Covid spreads its tentacles in slums as BMC remains clueless

File photo of a slum in Bhubaneswar (Picture courtesy: Bhubaneswar Smart City Limited)

Bhubaneswar: When the Centre announced unlocking measures, a 36-year-old Manoranjan Behera (name changed) of Ganjam decided to move to Bhubaneswar as soon he came to know of a construction firm hiring workers.

Left with no work and money for three months, Manoranjan moved to the capital city in early June and decided to stay with his younger brother who resided in slums of Trinatha Basti here. As per government instructions, Manoranjan who came from a Covid-19 hotspot put himself in home quarantine for 14 days.

However, only after a few days of his arrival, Manoranjan started experiencing diarrhoea and high fever. He was soon taken to the hospital and later found Covid positive. A week later, his brother’s wife was also found positive and soon the Bhubaneswar Municipal Corporation (BMC) declared the slum a containment zone.

Cases such as Manoranjan’s are a few of many in the city that have soared the city’s Covid numbers with the pandemic gradually spreading its fangs to the slums of the capital.

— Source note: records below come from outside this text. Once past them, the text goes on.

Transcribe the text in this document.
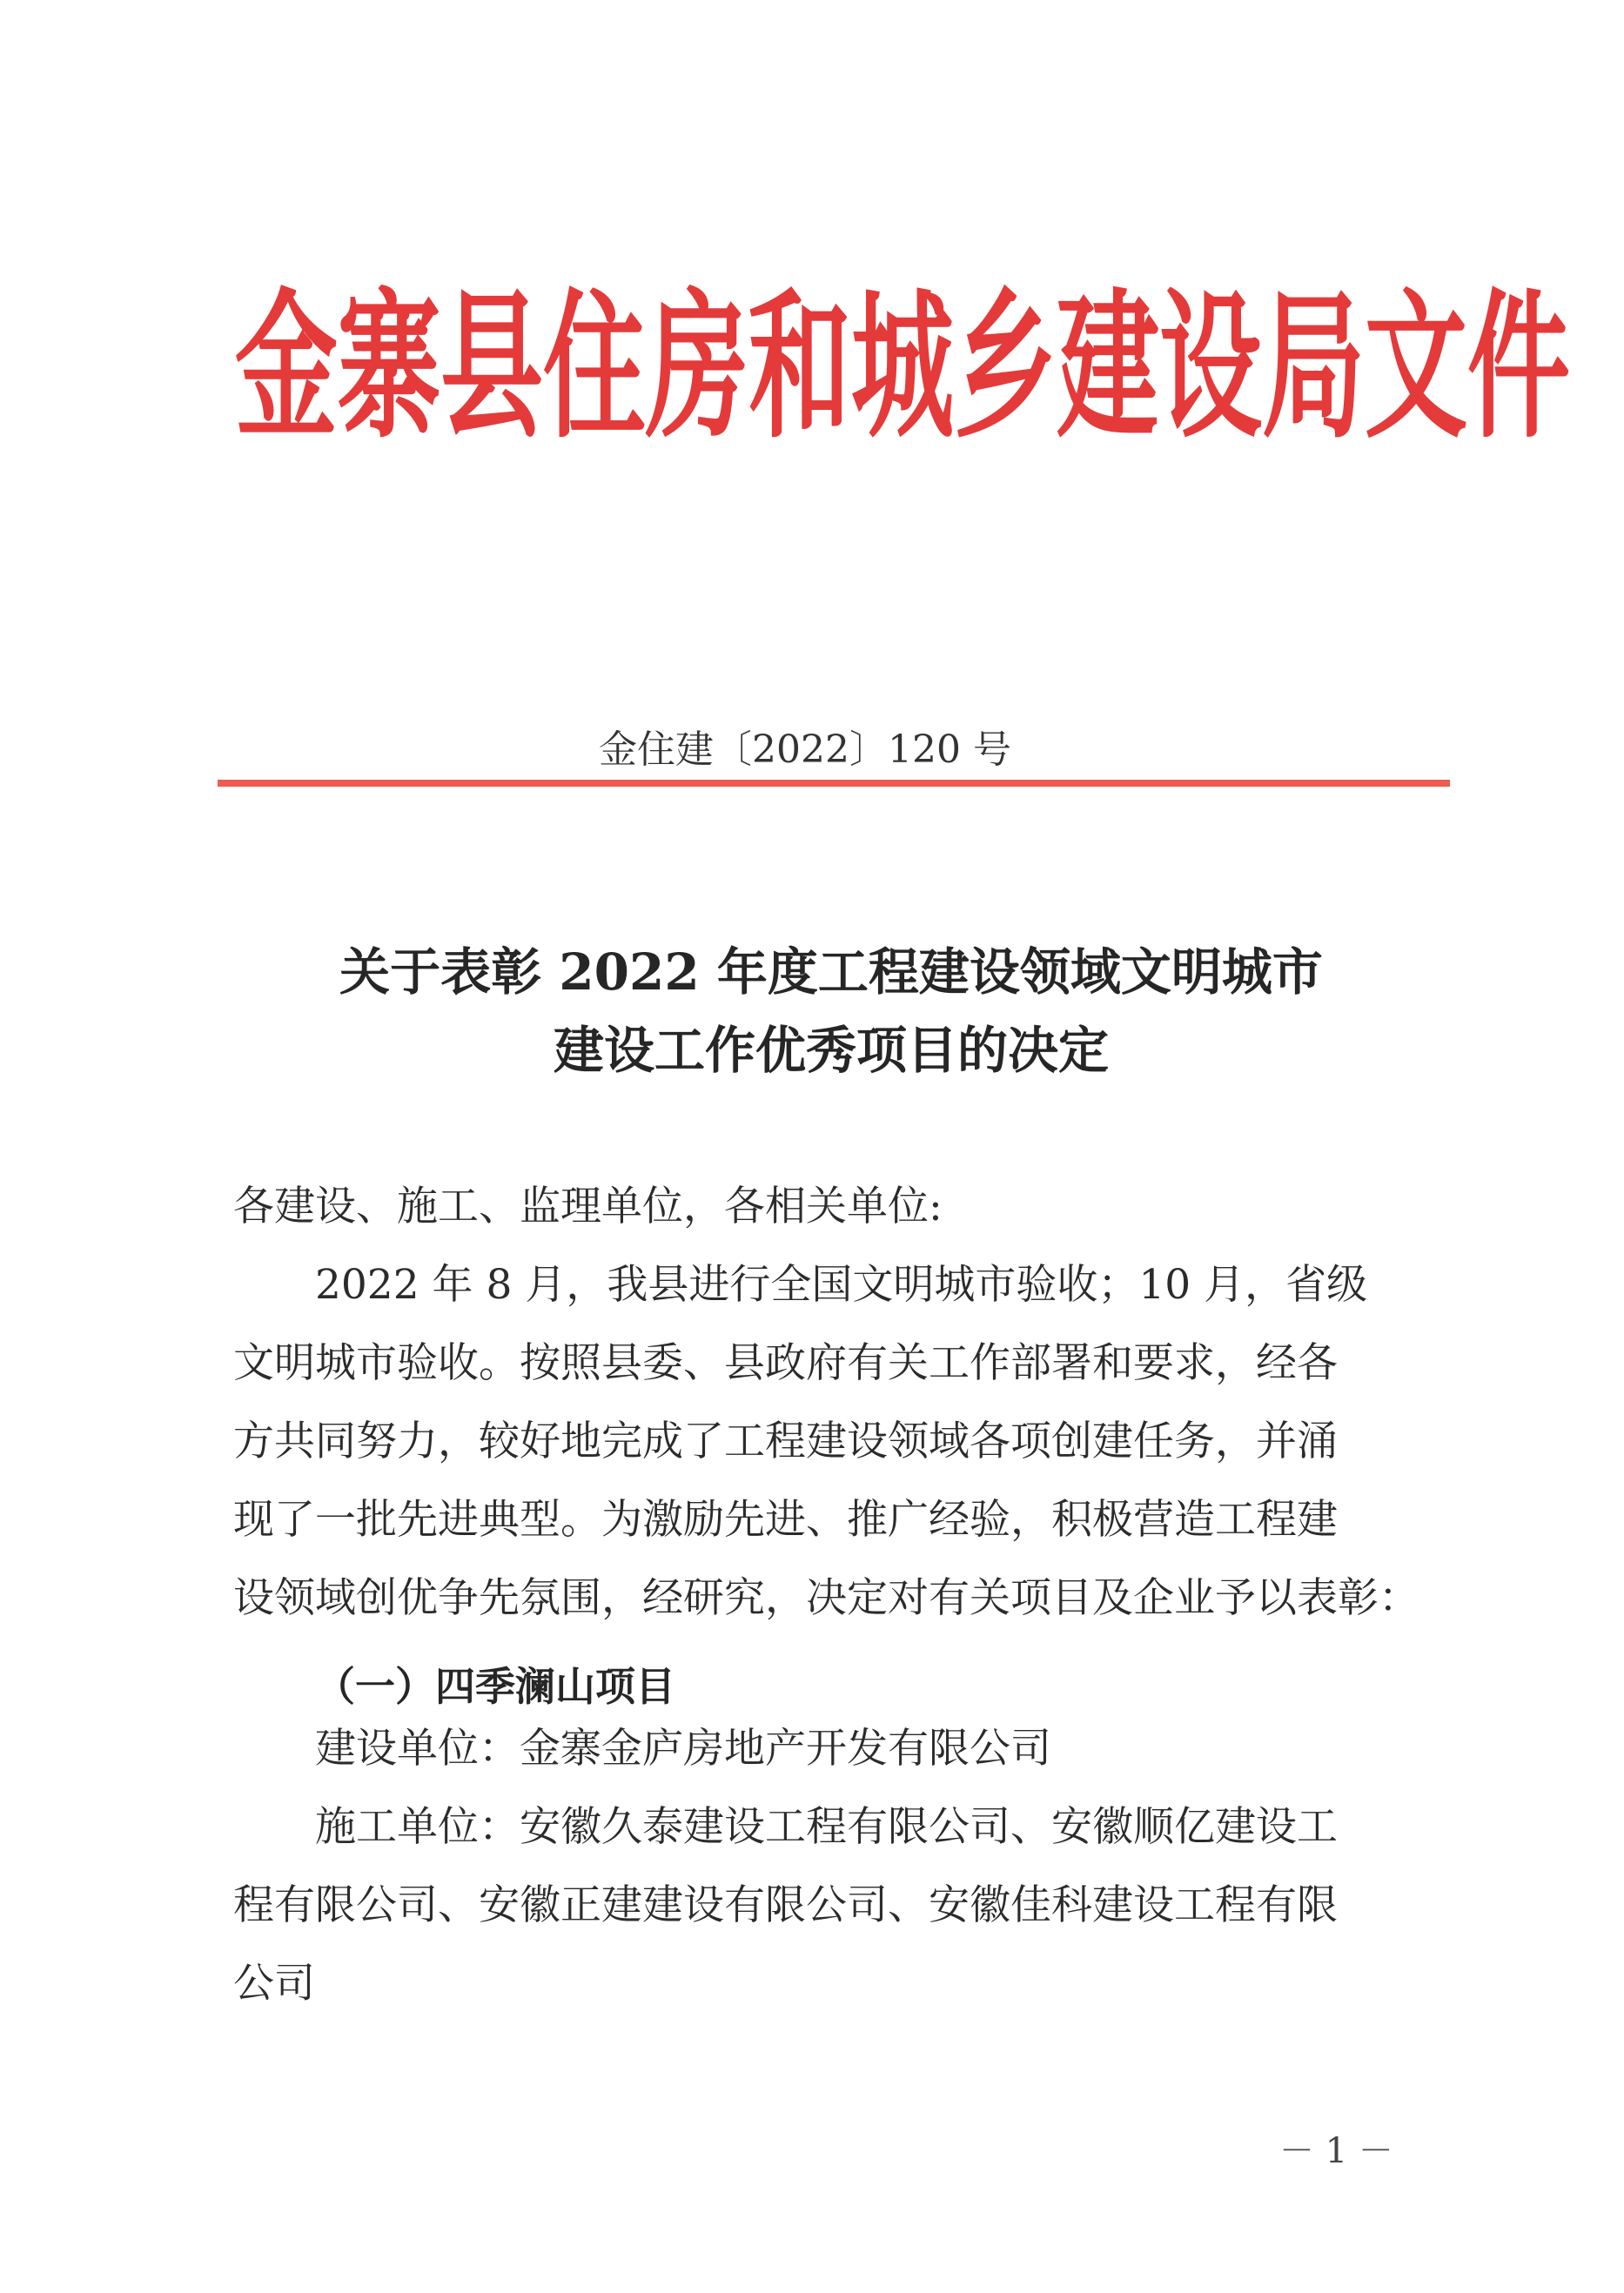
金寨县住房和城乡建设局文件
金住建〔2022〕120 号
关于表彰 2022 年度工程建设领域文明城市
建设工作优秀项目的决定
各建设、施工、监理单位，各相关单位:
2022 年 8 月，我县进行全国文明城市验收；10 月，省级
文明城市验收。按照县委、县政府有关工作部署和要求，经各
方共同努力，较好地完成了工程建设领域各项创建任务，并涌
现了一批先进典型。为激励先进、推广经验，积极营造工程建
设领域创优争先氛围，经研究，决定对有关项目及企业予以表彰：
（一）四季澜山项目
建设单位：金寨金庐房地产开发有限公司
施工单位：安徽久泰建设工程有限公司、安徽顺亿建设工
程有限公司、安徽正建建设有限公司、安徽佳科建设工程有限
公司
－ 1 －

As per BMC reports, out of 442 slums in the city, over 40 have been affected with the virus and about 10 major slums including Salia Sahi, Halidipadia, Maa Mangala Basti and Mahisakhai Basti have reported community spread cases.

Blaming the increase partly on people and largely on the authorities, Anjan Nath, a social activist who has been assisting the slum dwellers in fight against the pandemic said the BMC is “acting too little and too late.”

“The civic authority’s awareness campaigns have been a failure.  Reaching door to door is the key to make aware the slum dwellers. Even though BMC deployed Sachetak members and slum communities, lack of coordination between the members and the BMC has lead to increase in cases. Furthermore, the BMC’s order for institutional quarantine of slum returnees came in much later when the damage had been done,” Nath said.

Nath’s claims can be testified from the fact when the BMC in an order, June 27, announced compulsory 14-day institutional quarantine for those returning to the city slums from other Covid hotspots of the state. The order had only come after 16 cases in the city were reported a day earlier which included a 50-year-old female from Abhiram slum in Sundarpada which the BMC termed ‘a local’ but failed to establish any contact of infection.

Moreover, apart from shortage of space in slum areas for social distancing, Nath also highlighted the fact that the home quarantine of suspected cases is unlikely as they lack proper access to toilets and food. “Unless they are provided with regular supply of meals and other necessities, they have to go out and other places – defeating the very purpose of home quarantine.”

Responding to this, BMC Commissioner Prem Chandra Chaudhary said, “Most of the cases have travelling history or are contact of earlier positive cases. They were taken to institutional quarantine and then found positive. Moreover, under the sero-surveillance a total of 43,000 people from 11,000 families in the slums are being surveyed on a daily basis. This is an evolving situation and we are concerned for the welfare of city denizens.”